Mittwoch, 03.01.2024 / 20:29 Uhr

Abschiebestopp für Iran aufgehoben

Von
Thomas von der Osten-Sacken

Demonstration von Exiliranern in Frankfurt im Herbst 2023, Bild: Thomas v. der Osten-Sacken

Eine "Abschiebeoffensive" hatte Kanzler Olaf Scholz letztes Jahr versprochen. Und die Ampel liefert: Traf es erst Jesidinnen und Jesiden, sind jetzt abgelehnte iranische Asylbewerber an der Reihe.

 

Dazu berichtet die taz in ihrer heutigen Ausgabe:

Seit Neujahr müssen viele schutzsuchende Ira­ne­r*in­nen in Deutschland wieder Abschiebungen in die Islamische Republik fürchten. Ein in allen 16 Bundesländern geltender Abschiebestopp in den Iran wurde auf der In­nen­mi­nis­te­r*in­nen­kon­fe­renz (IMK) im Dezember nicht verlängert und lief zum 31.12.2023 aus. Einzig in Berlin läuft noch bis Ende Februar ein genereller Abschiebestopp.

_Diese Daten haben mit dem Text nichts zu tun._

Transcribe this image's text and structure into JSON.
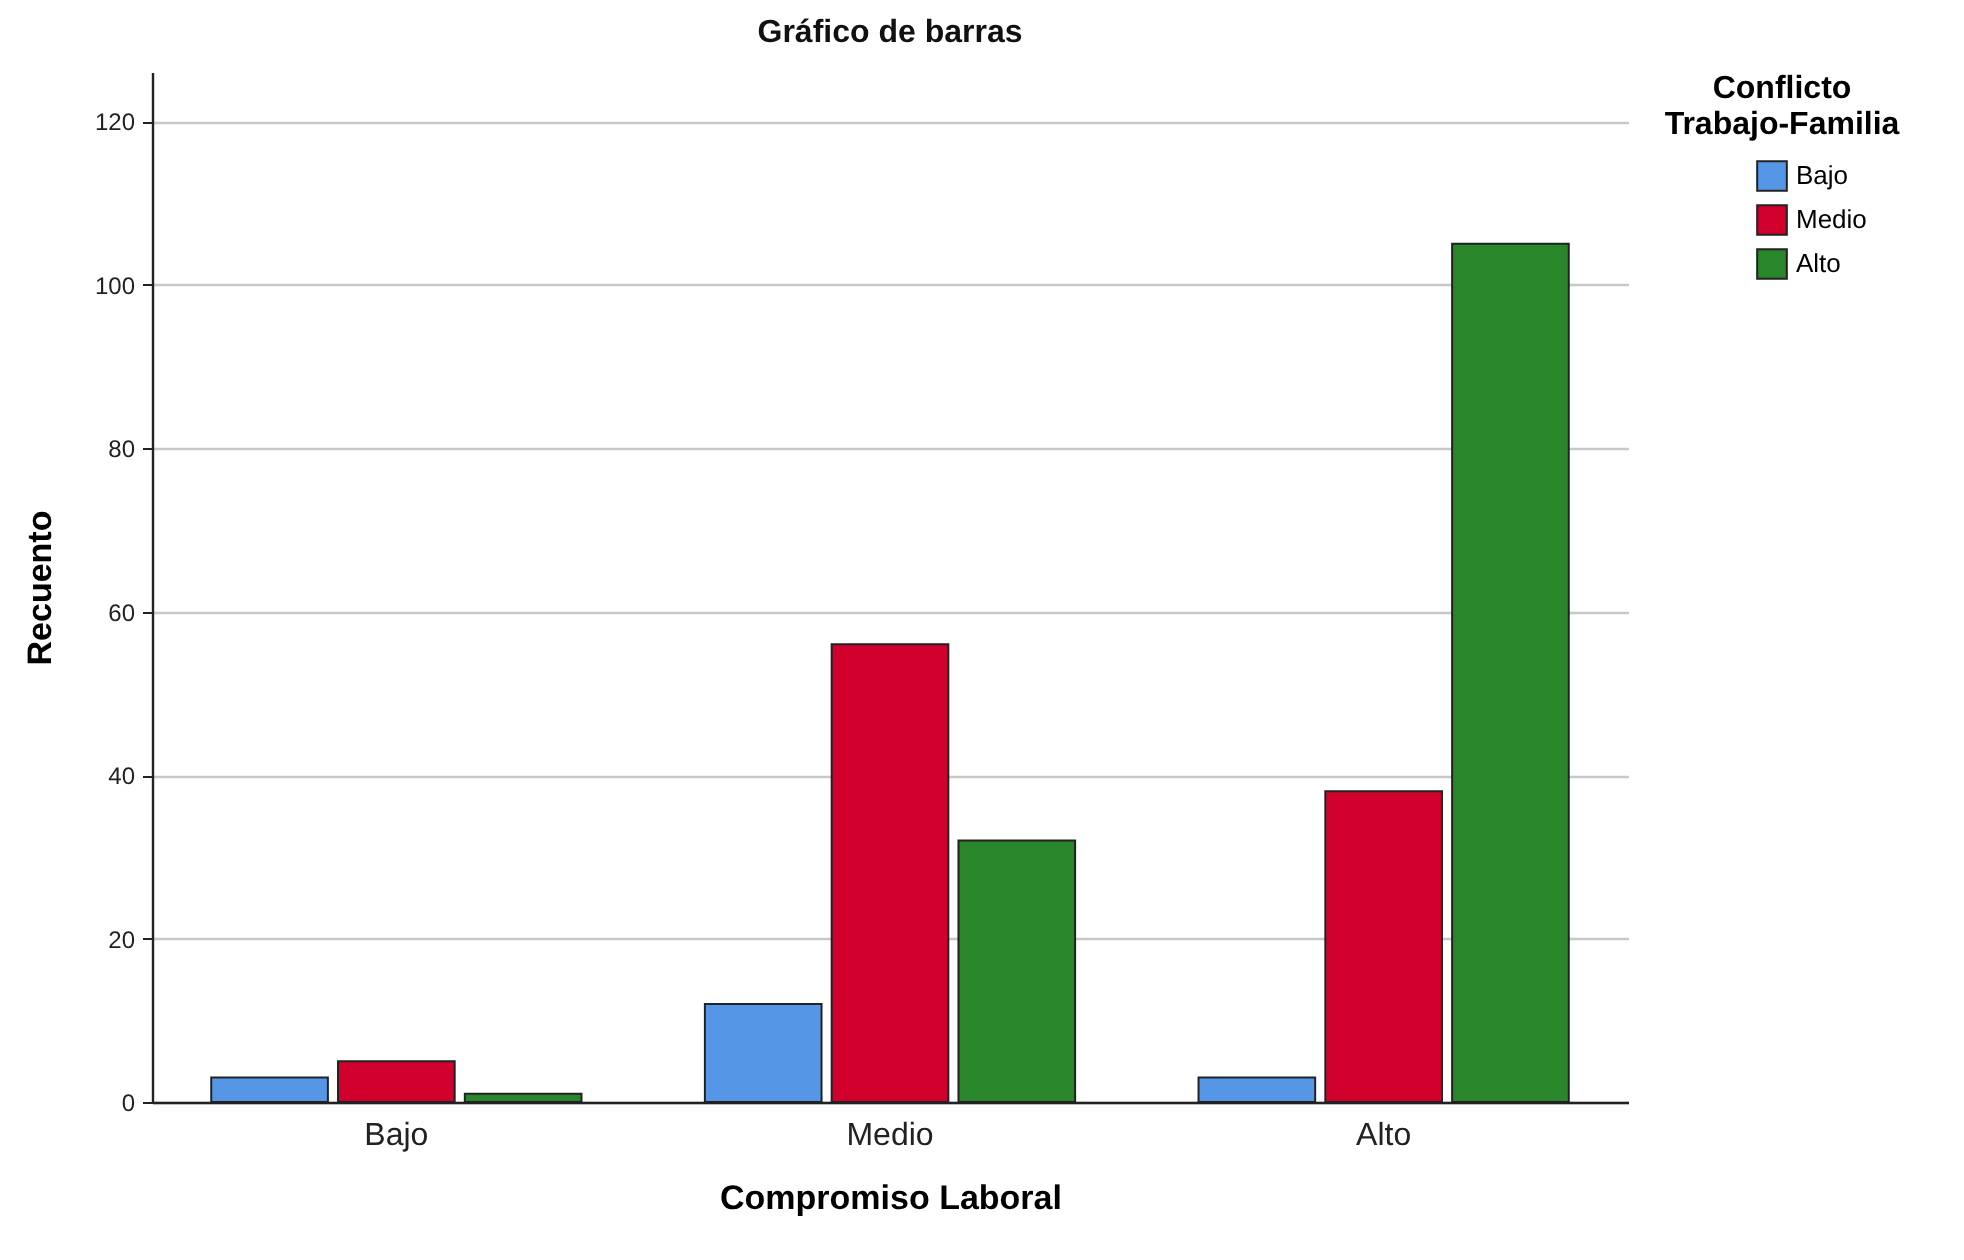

Für Abschiebungen in den Iran gilt damit von nun an nur noch eine zielstaatsbezogene Sonderreglung: Asylanträge von politisch besonders gefährdeten Menschen gehen in ein beschleunigtes Verfahren. Der Personenkreis ist jedoch stark begrenzt: Die Regelung gilt nur für diejenigen, die unter anderem nachweisen können, „in besonders herausragender und langjähriger Weise in der Menschenrechts- oder Oppositionsarbeit aktiv“ gewesen zu sein, schreibt die Pressestelle des Bundesinnenministeriums (BMI) auf Rückfrage der taz.

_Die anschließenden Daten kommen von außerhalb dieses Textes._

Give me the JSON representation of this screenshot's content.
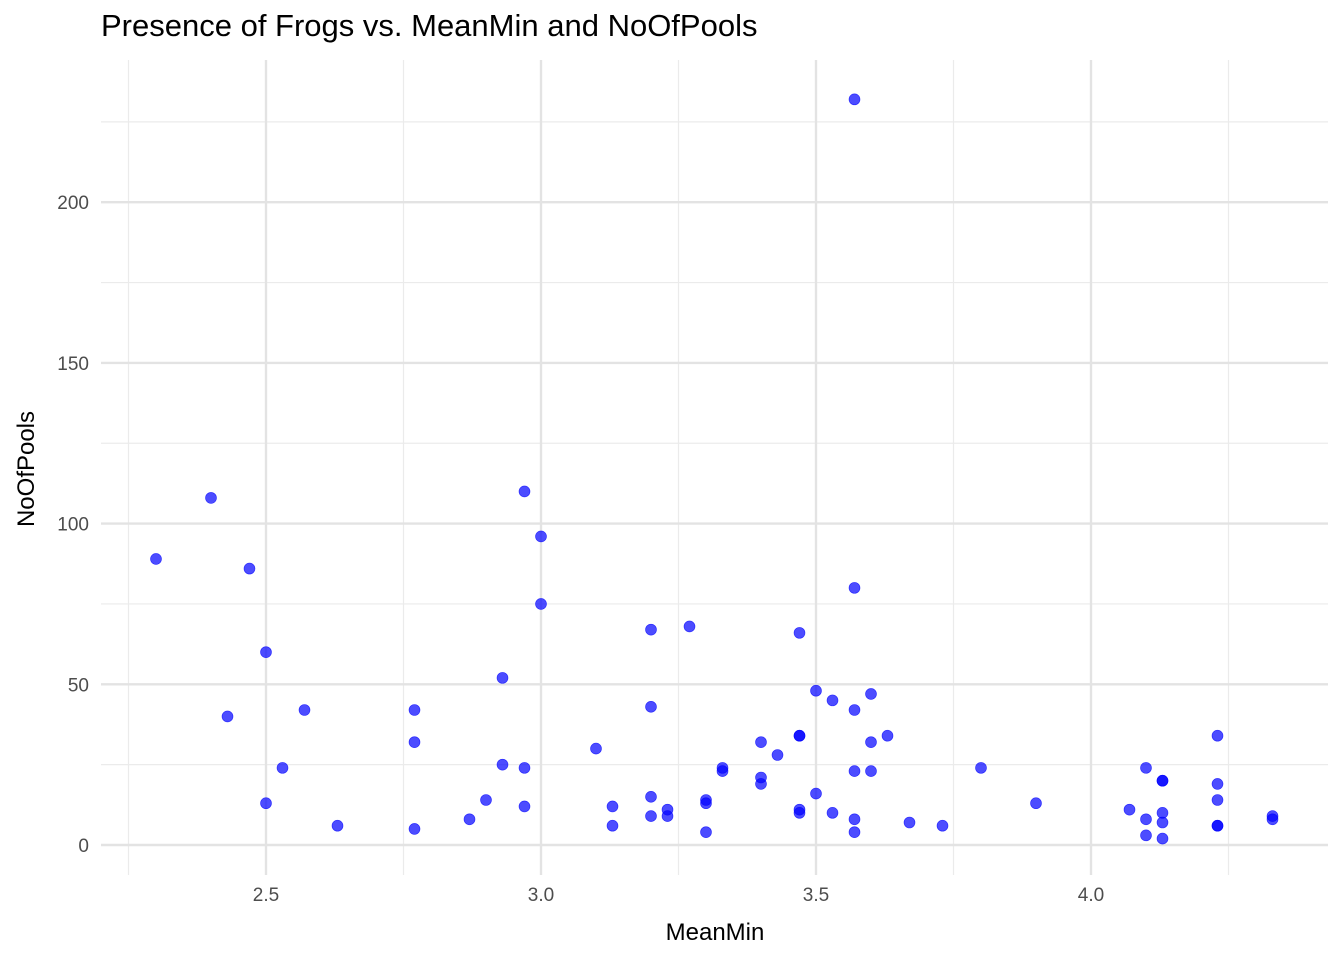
{
  "chart_data": {
    "type": "scatter",
    "title": "Presence of Frogs vs. MeanMin and NoOfPools",
    "xlabel": "MeanMin",
    "ylabel": "NoOfPools",
    "xlim": [
      2.21,
      4.34
    ],
    "ylim": [
      -9,
      230
    ],
    "xticks": [
      2.5,
      3.0,
      3.5,
      4.0
    ],
    "xtick_labels": [
      "2.5",
      "3.0",
      "3.5",
      "4.0"
    ],
    "yticks": [
      0,
      50,
      100,
      150,
      200
    ],
    "ytick_labels": [
      "0",
      "50",
      "100",
      "150",
      "200"
    ],
    "grid": true,
    "point_color": "#0000ff",
    "points": [
      [
        2.3,
        89
      ],
      [
        2.4,
        108
      ],
      [
        2.43,
        40
      ],
      [
        2.47,
        86
      ],
      [
        2.5,
        60
      ],
      [
        2.5,
        13
      ],
      [
        2.53,
        24
      ],
      [
        2.57,
        42
      ],
      [
        2.63,
        6
      ],
      [
        2.77,
        42
      ],
      [
        2.77,
        32
      ],
      [
        2.77,
        5
      ],
      [
        2.87,
        8
      ],
      [
        2.9,
        14
      ],
      [
        2.93,
        52
      ],
      [
        2.93,
        25
      ],
      [
        2.97,
        110
      ],
      [
        2.97,
        24
      ],
      [
        2.97,
        12
      ],
      [
        3.0,
        96
      ],
      [
        3.0,
        75
      ],
      [
        3.1,
        30
      ],
      [
        3.13,
        12
      ],
      [
        3.13,
        6
      ],
      [
        3.2,
        67
      ],
      [
        3.2,
        43
      ],
      [
        3.2,
        15
      ],
      [
        3.2,
        9
      ],
      [
        3.23,
        11
      ],
      [
        3.23,
        9
      ],
      [
        3.27,
        68
      ],
      [
        3.3,
        14
      ],
      [
        3.3,
        13
      ],
      [
        3.3,
        4
      ],
      [
        3.33,
        24
      ],
      [
        3.33,
        23
      ],
      [
        3.4,
        32
      ],
      [
        3.4,
        21
      ],
      [
        3.4,
        19
      ],
      [
        3.43,
        28
      ],
      [
        3.47,
        66
      ],
      [
        3.47,
        34
      ],
      [
        3.47,
        34
      ],
      [
        3.47,
        11
      ],
      [
        3.47,
        10
      ],
      [
        3.5,
        48
      ],
      [
        3.5,
        16
      ],
      [
        3.53,
        45
      ],
      [
        3.53,
        10
      ],
      [
        3.57,
        232
      ],
      [
        3.57,
        80
      ],
      [
        3.57,
        42
      ],
      [
        3.57,
        23
      ],
      [
        3.57,
        8
      ],
      [
        3.57,
        4
      ],
      [
        3.6,
        47
      ],
      [
        3.6,
        32
      ],
      [
        3.6,
        23
      ],
      [
        3.63,
        34
      ],
      [
        3.67,
        7
      ],
      [
        3.73,
        6
      ],
      [
        3.8,
        24
      ],
      [
        3.9,
        13
      ],
      [
        4.07,
        11
      ],
      [
        4.1,
        24
      ],
      [
        4.1,
        8
      ],
      [
        4.1,
        3
      ],
      [
        4.13,
        20
      ],
      [
        4.13,
        20
      ],
      [
        4.13,
        10
      ],
      [
        4.13,
        7
      ],
      [
        4.13,
        2
      ],
      [
        4.23,
        34
      ],
      [
        4.23,
        19
      ],
      [
        4.23,
        14
      ],
      [
        4.23,
        6
      ],
      [
        4.23,
        6
      ],
      [
        4.33,
        9
      ],
      [
        4.33,
        8
      ]
    ]
  }
}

Normale Asylverfahren für einen dauerhaften Aufenthaltstitel in Deutschland waren für Ira­ne­r*in­nen zwar nie ausgesetzt, aber sie waren während des generellen Abschiebestopps nicht notwendig, um zumindest vorübergehend einer Abschiebung zu entgehen. Von nun an müssen alle schutzsuchenden Ira­ne­r*in­nen wieder individuell beim Bundesamt für Migration und Flüchtlinge (BAMF) ihre Asylgründe glaubhaft machen – im Zweifel, und wenn finanziell überhaupt möglich, auf dem Rechtsweg. (...)

 

Der jetzt ausgelaufene Abschiebestopp war eine Reaktion darauf und wurde zunächst von einigen Ländern wie Nordrhein-Westfalen, Bremen und Thüringen in Eigenregie verhängt. Darüber hinaus hat die IMK im Dezember 2022 erstmals einen bundesweiten Stopp der Abschiebungen in den Iran beschlossen. Im Sommer 2023 verlängerte sie diesen mit Verweis auf die immer noch gravierende Menschenrechtslage. Dennoch wurden Asylanträge vieler Ira­ne­r*in­nen seither abgelehnt.

Azimipour vermutet, dass Deutschland wohl „auch im Fall von Jina gesagt hätten, es sei für sie nicht gefährlich zurückzugehen“. Besonders vor dem Hintergrund fehlender Rechtsstaatlichkeit im Iran sei die Bedeutung einer Abschiebung dorthin jedoch nicht zu unterschätzen, erklärt sie. „Es ist nicht so, dass du in den Iran abgeschoben wirst und wieder zu deinem normalen Leben übergehst.“

Bereits die Ausreise aus der Islamischen Republik sei illegalisiert und ein Haftgrund, sagt Azimipour. So würden selbst Menschen, die freiwillig zurückgehen, weil ihnen hier die Perspektive fehlt, bei ihrer Rückkehr zum Teil verhaftet. Besonders gefährdet seien auch Menschen, die hier in Deutschland in den letzte Monaten und Jahren auf Solidaritätsdemos mit den Protesten im Iran waren. „Denen drohen im Gefängnis Vergewaltigung, Folter und Willkür“, so Azimipour.